Godly men want to hunt, chase and pursue. The question is how do we allow them the room to do this? 

We need to take a risk by putting ourselves in their way, but NOT removing their challengePlease listen to me. So many women misunderstand this very crucial detail!

After I said a mere hello, my boyfriend used mutual connections to ask for my number, asked me out (on our first date), and then asked for my exclusivity 4 dates later. He was gentle and well-paced, but extremely clear about his intentions.  

You move, he moves. Repeat.

You move, he moves. Repeat.

Think of it like a chess game, where you take a step, then he takes a step. If you move too many steps forward, the whole dynamic will be ruined. Even if you are captivated by his good looks, charm and excellent conversation skills, that is a reason to say hello and introduce yourself. That's it. If he's keen on you too, he will ask further questions, like if you're a dog or a cat person. Then, your number. 

Men are socially conditioned to know it's their job to do the chasing. 

As women, once we decide we're keen on a guy, it's as if we are biologically wired to invest so much emotional real estate before he's done anything to deserve it. Suddenly a handsome new acquaintance consumes our thoughts, our conversations with our girlfriends, and the analytical segment of our prayers. 

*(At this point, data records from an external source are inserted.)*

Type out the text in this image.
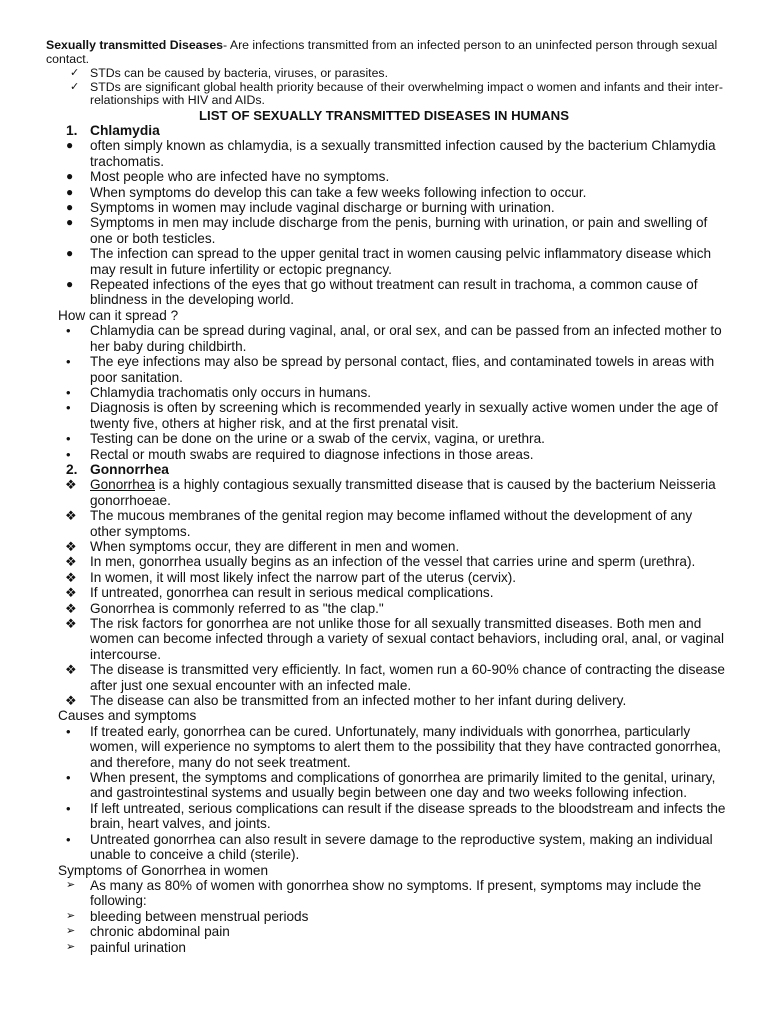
Sexually transmitted Diseases- Are infections transmitted from an infected person to an uninfected person through sexual contact.
✓ STDs can be caused by bacteria, viruses, or parasites.
✓ STDs are significant global health priority because of their overwhelming impact o women and infants and their inter-relationships with HIV and AIDs.
LIST OF SEXUALLY TRANSMITTED DISEASES IN HUMANS
1. Chlamydia
● often simply known as chlamydia, is a sexually transmitted infection caused by the bacterium Chlamydia trachomatis.
● Most people who are infected have no symptoms.
● When symptoms do develop this can take a few weeks following infection to occur.
● Symptoms in women may include vaginal discharge or burning with urination.
● Symptoms in men may include discharge from the penis, burning with urination, or pain and swelling of one or both testicles.
● The infection can spread to the upper genital tract in women causing pelvic inflammatory disease which may result in future infertility or ectopic pregnancy.
● Repeated infections of the eyes that go without treatment can result in trachoma, a common cause of blindness in the developing world.
How can it spread ?
• Chlamydia can be spread during vaginal, anal, or oral sex, and can be passed from an infected mother to her baby during childbirth.
• The eye infections may also be spread by personal contact, flies, and contaminated towels in areas with poor sanitation.
• Chlamydia trachomatis only occurs in humans.
• Diagnosis is often by screening which is recommended yearly in sexually active women under the age of twenty five, others at higher risk, and at the first prenatal visit.
• Testing can be done on the urine or a swab of the cervix, vagina, or urethra.
• Rectal or mouth swabs are required to diagnose infections in those areas.
2. Gonnorrhea
❖ Gonorrhea is a highly contagious sexually transmitted disease that is caused by the bacterium Neisseria gonorrhoeae.
❖ The mucous membranes of the genital region may become inflamed without the development of any other symptoms.
❖ When symptoms occur, they are different in men and women.
❖ In men, gonorrhea usually begins as an infection of the vessel that carries urine and sperm (urethra).
❖ In women, it will most likely infect the narrow part of the uterus (cervix).
❖ If untreated, gonorrhea can result in serious medical complications.
❖ Gonorrhea is commonly referred to as "the clap."
❖ The risk factors for gonorrhea are not unlike those for all sexually transmitted diseases. Both men and women can become infected through a variety of sexual contact behaviors, including oral, anal, or vaginal intercourse.
❖ The disease is transmitted very efficiently. In fact, women run a 60-90% chance of contracting the disease after just one sexual encounter with an infected male.
❖ The disease can also be transmitted from an infected mother to her infant during delivery.
Causes and symptoms
• If treated early, gonorrhea can be cured. Unfortunately, many individuals with gonorrhea, particularly women, will experience no symptoms to alert them to the possibility that they have contracted gonorrhea, and therefore, many do not seek treatment.
• When present, the symptoms and complications of gonorrhea are primarily limited to the genital, urinary, and gastrointestinal systems and usually begin between one day and two weeks following infection.
• If left untreated, serious complications can result if the disease spreads to the bloodstream and infects the brain, heart valves, and joints.
• Untreated gonorrhea can also result in severe damage to the reproductive system, making an individual unable to conceive a child (sterile).
Symptoms of Gonorrhea in women
➢ As many as 80% of women with gonorrhea show no symptoms. If present, symptoms may include the following:
➢ bleeding between menstrual periods
➢ chronic abdominal pain
➢ painful urination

But innocent flirting at the Easter Sunday dinner with you is exactly that - flirting. It is not pursuing. It is not investing. And no prospective Christian male deserves to take up your precious brain space if he hasn't even asked you out! I don't care how many mission trips to Zimbabwe he's been on!

Action Point: Next time a guy asks you out, say yes if you want to go. If you don't, say no, but tell him you appreciate him having the balls to do so. Do not, under any circumstance send twenty texts to a guy who has not even asked you out!


Can you go on a road trip with him and not be pulling teeth for conversation? 

Can you go on a road trip with him and not be pulling teeth for conversation? 

Attitude Take-Away: It doesn't matter how great a person he is, the way he treats you is most important.

I know many women who have been caught up in a man's resume. "He's got an MBA, owns 3 houses, a boat and a million dollar business" she says, yet he was looking at his phone during their whole conversation. Or we think our unique personality will only fit with his equally eccentric, guitar playing, fedora wearing, always slipping into deep-and-meaningful-conversation interactions; and yet the only time he texts you is when he wants something... bi-monthly.

The other extreme, is the guy who is heavy-handed in his pursuit of you, but during the 30 minute drive home, you barely had anything to talk about. For more information on compatibility, read my post from last year here

You are looking for someone whom you are mutually attracted and connected. Choose the guy that treats you well and who you effortlessly have 1 hour conversations with. Choose the guy who shares your sense of humour, and digs deeper into your "yes, it was fine" response when he asks how your day was. 

Action Point: Be open to dating anyone of good character, balancing the choice you make of his super star qualities and how beautifully he treats you. Settle for nothing less.